Did you know that sweet sherry is a total pain to clean up? Some years ago, a bottle broke with less than half a cup of sherry left. It might not sound so much, but it was a tremendous disaster. Sweet syrupy drops rolling down in slow motion, sticking to everything in their way and running into every little groove. Photo albums, books, shelves, parquet floor, the TV set and various video game consoles got their share. Up to this day, the reset button of the Nintendo N64 still needs a bit of extra persuasion. Not to mention that some weeks ago, when I disassembled book shelves to replace them with new ones, I found various remnants of the sherry fiasco on those hard-to-reach places.
Sherry is a key ingredient in this dish, though I – ahem – stick to the medium-dry variety nowadays. You can leave the mushrooms out if you want to, even the green pepper corns if you must. And binding the sauce with cream cheese is such a clever trick: it brings a certain discreet acidity and as it is thick and often contains a little amount of starch, that saves you from stirring up a slurry. In my hands, corn starch always makes a mess.
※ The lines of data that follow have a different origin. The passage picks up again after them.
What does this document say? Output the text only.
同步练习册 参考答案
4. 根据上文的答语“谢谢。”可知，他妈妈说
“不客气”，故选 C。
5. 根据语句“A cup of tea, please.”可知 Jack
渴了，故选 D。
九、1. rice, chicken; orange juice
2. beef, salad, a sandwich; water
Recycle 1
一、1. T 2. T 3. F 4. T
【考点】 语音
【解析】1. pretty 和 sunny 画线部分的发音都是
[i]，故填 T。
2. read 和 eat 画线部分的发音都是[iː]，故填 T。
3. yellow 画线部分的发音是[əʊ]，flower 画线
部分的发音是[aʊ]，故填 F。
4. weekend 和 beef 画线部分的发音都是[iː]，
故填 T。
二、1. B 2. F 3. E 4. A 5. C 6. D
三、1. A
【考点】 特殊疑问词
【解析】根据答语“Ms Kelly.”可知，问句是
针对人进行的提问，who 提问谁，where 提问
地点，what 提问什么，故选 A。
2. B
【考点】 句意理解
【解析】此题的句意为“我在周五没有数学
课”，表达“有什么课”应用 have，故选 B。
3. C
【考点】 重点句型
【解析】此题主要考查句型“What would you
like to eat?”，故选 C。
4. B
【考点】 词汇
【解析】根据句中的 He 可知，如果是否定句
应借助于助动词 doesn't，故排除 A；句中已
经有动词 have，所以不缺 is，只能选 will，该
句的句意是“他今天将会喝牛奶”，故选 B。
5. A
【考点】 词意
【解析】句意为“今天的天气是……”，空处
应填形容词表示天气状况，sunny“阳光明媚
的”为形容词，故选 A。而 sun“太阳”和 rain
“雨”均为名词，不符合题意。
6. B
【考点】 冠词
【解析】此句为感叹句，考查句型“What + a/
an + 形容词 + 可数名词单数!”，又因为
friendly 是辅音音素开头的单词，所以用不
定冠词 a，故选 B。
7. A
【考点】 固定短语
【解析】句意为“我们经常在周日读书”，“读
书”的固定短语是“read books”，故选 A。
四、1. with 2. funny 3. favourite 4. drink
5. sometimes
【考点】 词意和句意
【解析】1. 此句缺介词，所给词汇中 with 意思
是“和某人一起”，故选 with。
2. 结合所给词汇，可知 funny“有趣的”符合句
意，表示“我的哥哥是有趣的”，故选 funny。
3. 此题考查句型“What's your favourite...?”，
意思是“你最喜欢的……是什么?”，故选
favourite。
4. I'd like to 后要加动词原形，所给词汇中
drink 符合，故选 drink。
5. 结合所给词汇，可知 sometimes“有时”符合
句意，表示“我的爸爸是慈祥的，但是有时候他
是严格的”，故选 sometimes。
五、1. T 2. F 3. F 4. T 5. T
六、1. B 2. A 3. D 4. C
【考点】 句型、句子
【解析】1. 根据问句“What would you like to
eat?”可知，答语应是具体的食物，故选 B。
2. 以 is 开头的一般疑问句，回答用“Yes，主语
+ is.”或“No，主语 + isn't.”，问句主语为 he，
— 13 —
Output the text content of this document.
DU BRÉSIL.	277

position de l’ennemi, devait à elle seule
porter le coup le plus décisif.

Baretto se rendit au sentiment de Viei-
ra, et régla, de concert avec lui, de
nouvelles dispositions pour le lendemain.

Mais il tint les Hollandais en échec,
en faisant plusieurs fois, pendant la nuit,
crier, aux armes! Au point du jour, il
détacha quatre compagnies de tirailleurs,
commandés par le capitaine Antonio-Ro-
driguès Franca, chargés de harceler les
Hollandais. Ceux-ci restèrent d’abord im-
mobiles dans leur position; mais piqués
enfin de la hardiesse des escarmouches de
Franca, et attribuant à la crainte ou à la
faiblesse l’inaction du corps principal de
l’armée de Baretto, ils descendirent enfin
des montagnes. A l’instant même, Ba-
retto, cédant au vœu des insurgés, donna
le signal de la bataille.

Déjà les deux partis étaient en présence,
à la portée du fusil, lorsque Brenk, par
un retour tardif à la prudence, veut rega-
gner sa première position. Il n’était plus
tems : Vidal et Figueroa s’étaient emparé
Luckily, no comparison with sherry.
1 package cream cheese (200 g / 7 oz)
1/4 cup / 60 ml medium-dry sherry
500 g / 1 pound chicken, turkey or pork, cut into strips
2-3 tablespoons vegetable oil
1 jar / tin of mushrooms – or 250 g / 1/2 pound fresh mushrooms, sliced
1 onion, diced
2-3 tablespoons paprika powder
1-2 teaspoons green or red pepper corns in brine
Put the cream cheese into a bowl and stir it with the sherry so that there are no lumps left and it has the consistency of a good mayonnaise.
Drain the mushrooms if you’re using a glass or can. And peel and slice them if you’re using fresh ones.
Dice the onion. And cut the meat into finger-thick strips.
Heat up a non-stick pan on high, then add the oil and just before it starts to smoke, add the meat and let it brown on all sides. Be patient, the meat will come loose as soon as it is brown enough. When the meat is done, get it out of the pan and onto a plate.
You may be wondering why I always heat up pans and pots empty. I don’t know how and why this works, but if you’re using non-stick pots, this is the way to have a quasi non-sticking surface: heat up empty and once in while, drop in half a teaspoon of water. If it just boils, the pot is still too cold. If if looks like a bubble and hovers of the surface, then you have the perfect temperature – pour in the oil, let it heat up and add the things you want to cook. And if the water splits up into dozens of hovering little balls, the pan is too hot. Remove from the heat and let it cool down for a minute.
In go the mushrooms and onions – let them also get a bit of color.
Now, the meat goes back in, then add the paprika powder and let the paprika get a tiny bit of color until you can smell the paprika. Be careful not to burn it though, or the whole dish will taste terrible.
Add enough water to just cover everything in the pan, season with salt, peppercorns, nutmeg and let it simmer for 15-20 minutes.
Reduce the heat and stir in the cream cheese.Then let it cook for another minute or so. It should thicken up nicely.
Give it another taste and season it. And then you’re ready!
Serve with your favorite carbs – there’s a never-ending discussion between my husband and me: pasta or potatoes? My very nice mother-in-law settles it by cooking the favorite side for each of us.